Poor Project Management and Financial Accountability
One of the biggest reasons Council is facing such pushback on its proposed 87% rate rise is its mediocre track record on bringing projects to completion on time and budget. It also has a disappointing record on achieving optimal productivity from its existing assets.
- North Sydney Olympic Pool: The redevelopment costs have ballooned from $63.9 million to $92 million, and now over $122 million, with no clear explanation for the additional $30 million in costs. Although the current mayor commissioned PricewaterhouseCoopers to examine the project and make recommendations – which were largely followed – as far back as 2022, the cost and completion date have continued to blow out. The project has suffered from multiple revisions and variations, yet the council has failed to provide a transparent account of how the latest cost increases occurred.
- Ward Street Car Park: This valuable property above the Victoria Cross Metro station was estimated at over $80 million in 2016 in development value. However, it has remained in strategic limbo since 2020, as the council has failed to outline a clear plan for the site. Instead, it has been tied up in a vague “master plan” for a pedestrian plaza—an initiative that is not even included in the council’s long-term 10-year plan.
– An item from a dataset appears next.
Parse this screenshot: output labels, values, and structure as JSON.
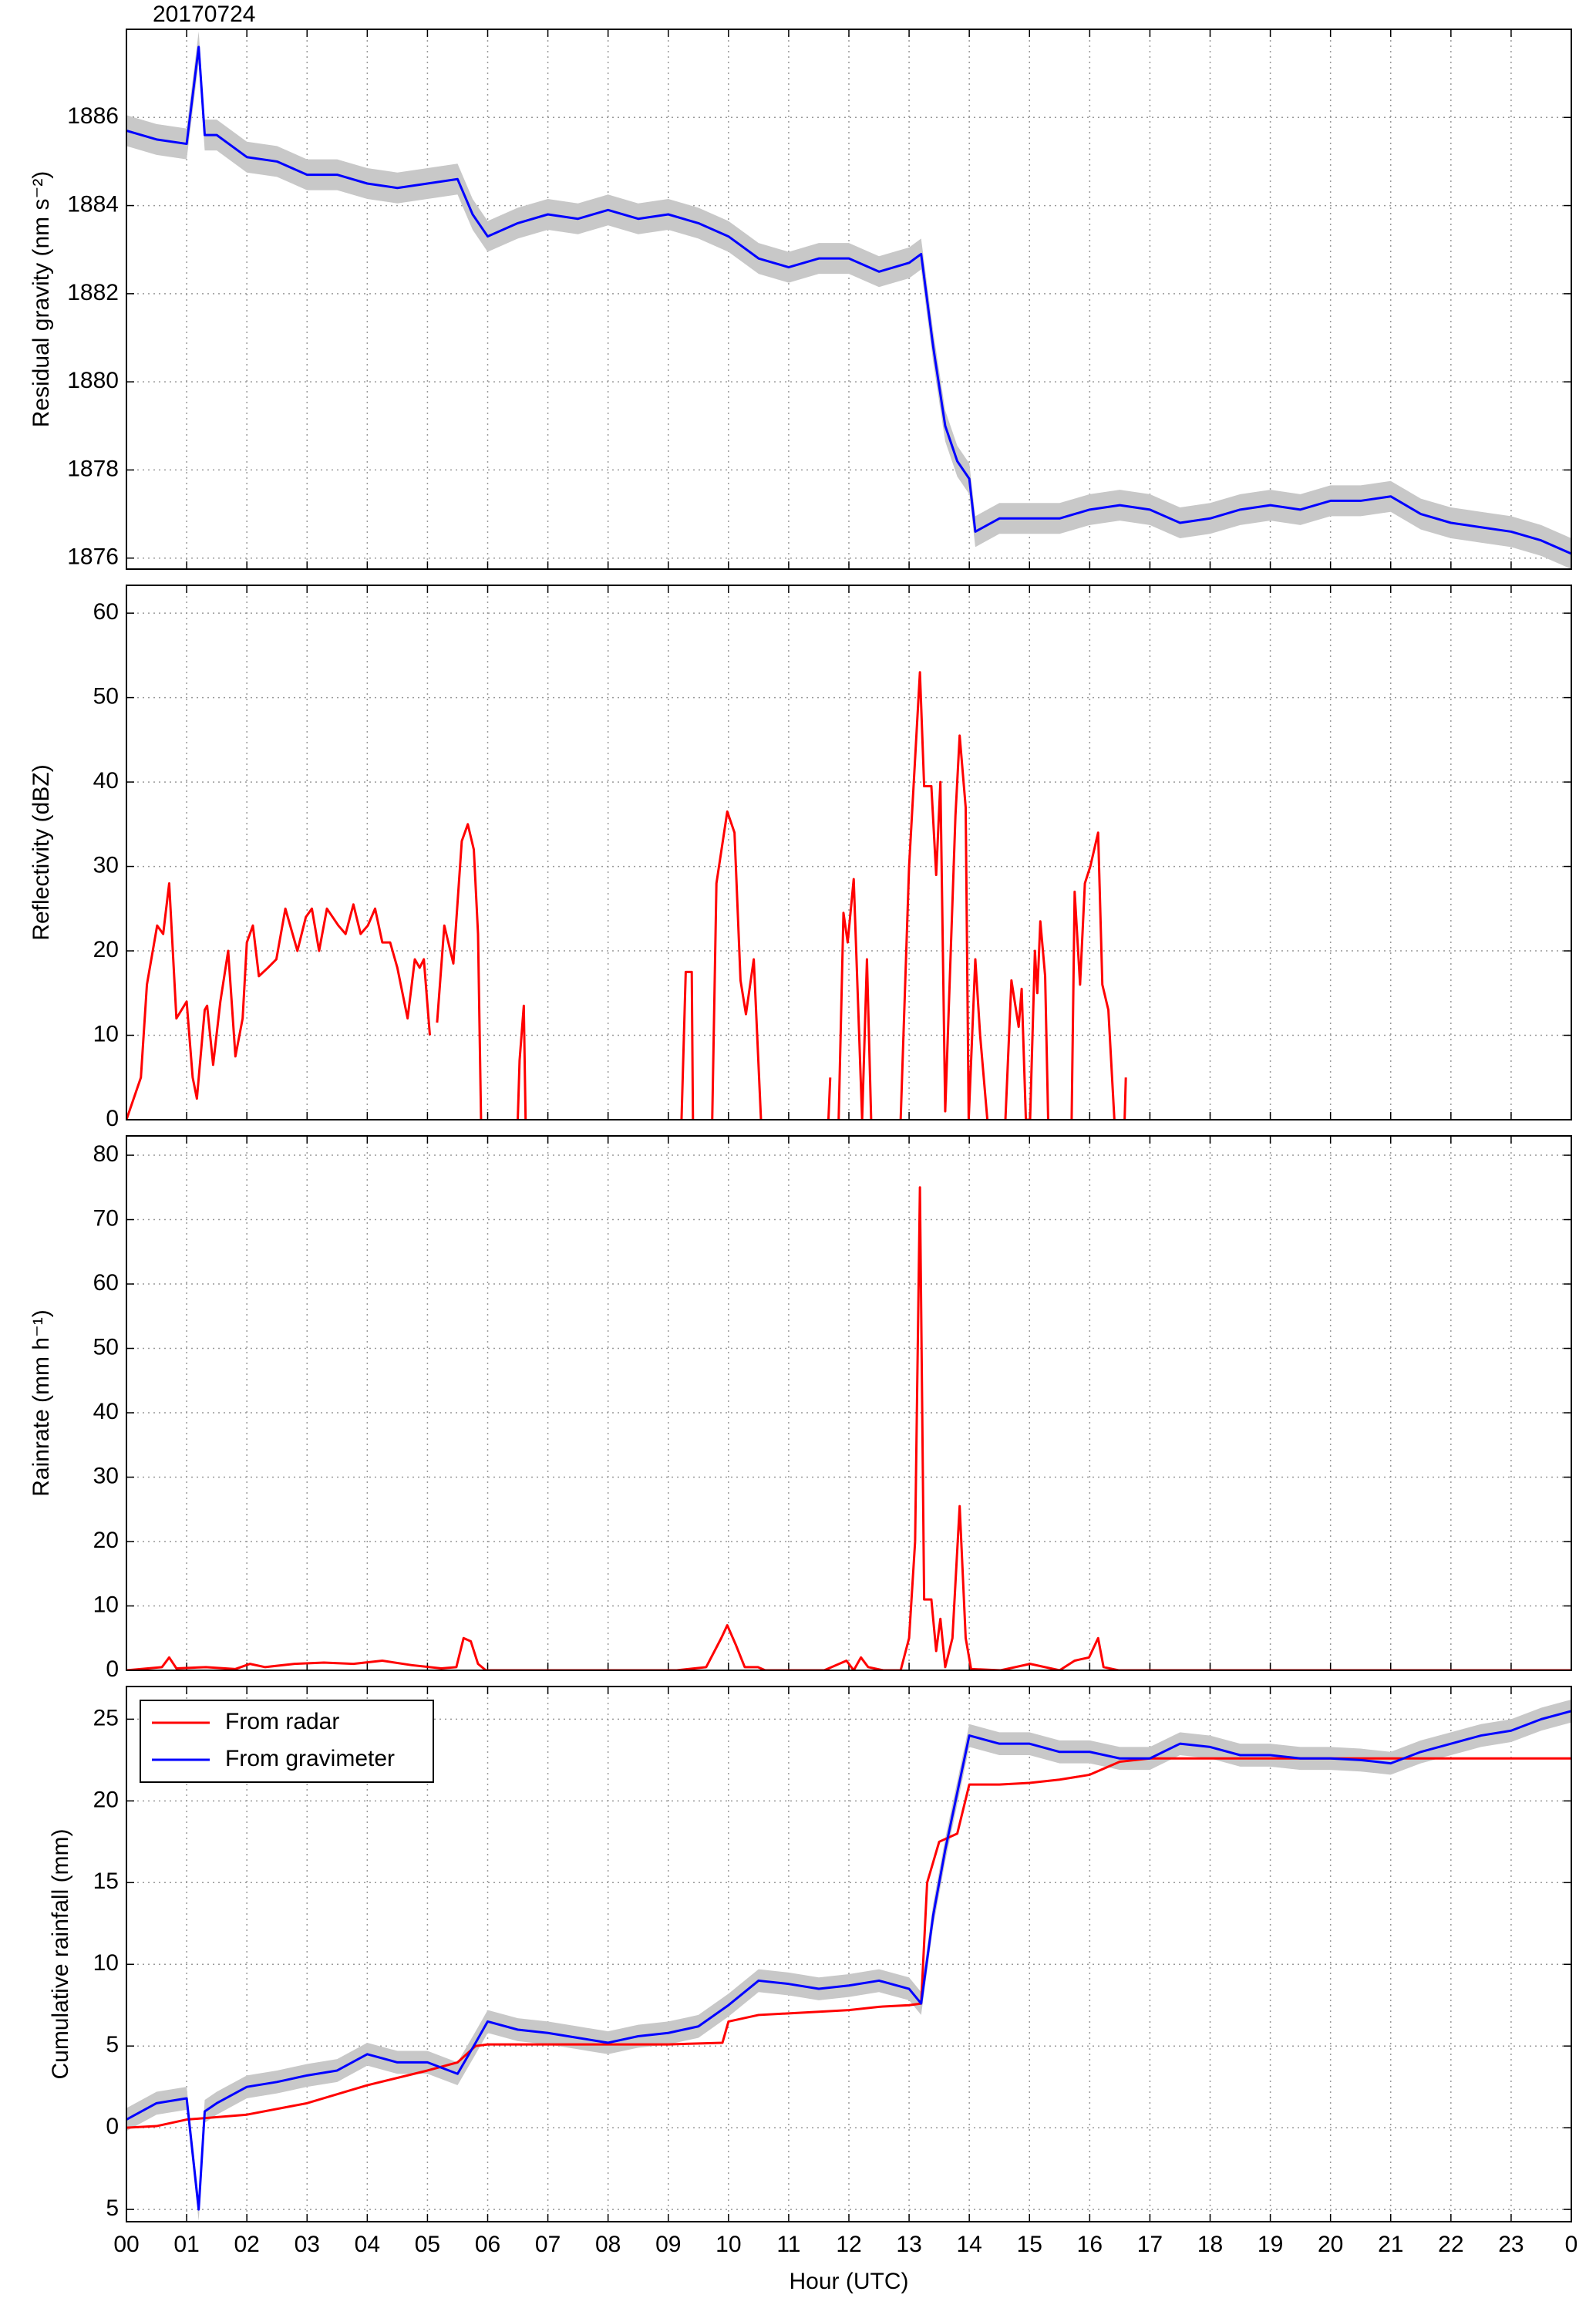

Despite the site’s prime location in a mixed-use zone and its alignment with state planning priorities for urban development, the council has failed to capitalise on its economic potential.
- Parking Meter System: North Sydney Council introduced a new app-based parking system in mid-2024, replacing traditional meters. However, many users found the app difficult to navigate, leading to reduced utility. They have also been stunned by hidden fees payable to the system app operator. However, the app also allows users to state the end duration of their stay, aligning paid time with actual time used, serving to suppress actual revenues to council. Council is claiming that it believes parking revenues will decline, but this appears to be a feature of its own system design. Nevertheless, Council does have one distinction when it comes to parking: statistics last year showed it issued a fine every ten minutes!
- Unrealised Advertising Revenue: In 2022, North Sydney Council awarded a contract to JCDecaux for digital advertising panels throughout the area. However, according to a company exec, due to Council’s delays in approvals, only six of the 54 planned installations have been deployed. This lack of execution could cost the council an estimated $20 million in lost revenue over six years, a significant shortfall in potential earnings that could make a big impression in pool costs.
North Sydney Council is asking ratepayers to trust it with an unprecedented rate increase, but its track record suggests that such trust may not be warranted.
Many residents believe IPART should carefully scrutinise the council’s rate rise application. Submissions from ratepayers, still open until 24 March, are likely to make for bruising reading for council executives and the seven councillors from the Real Independents, Greens, and Labor who support the rate rise.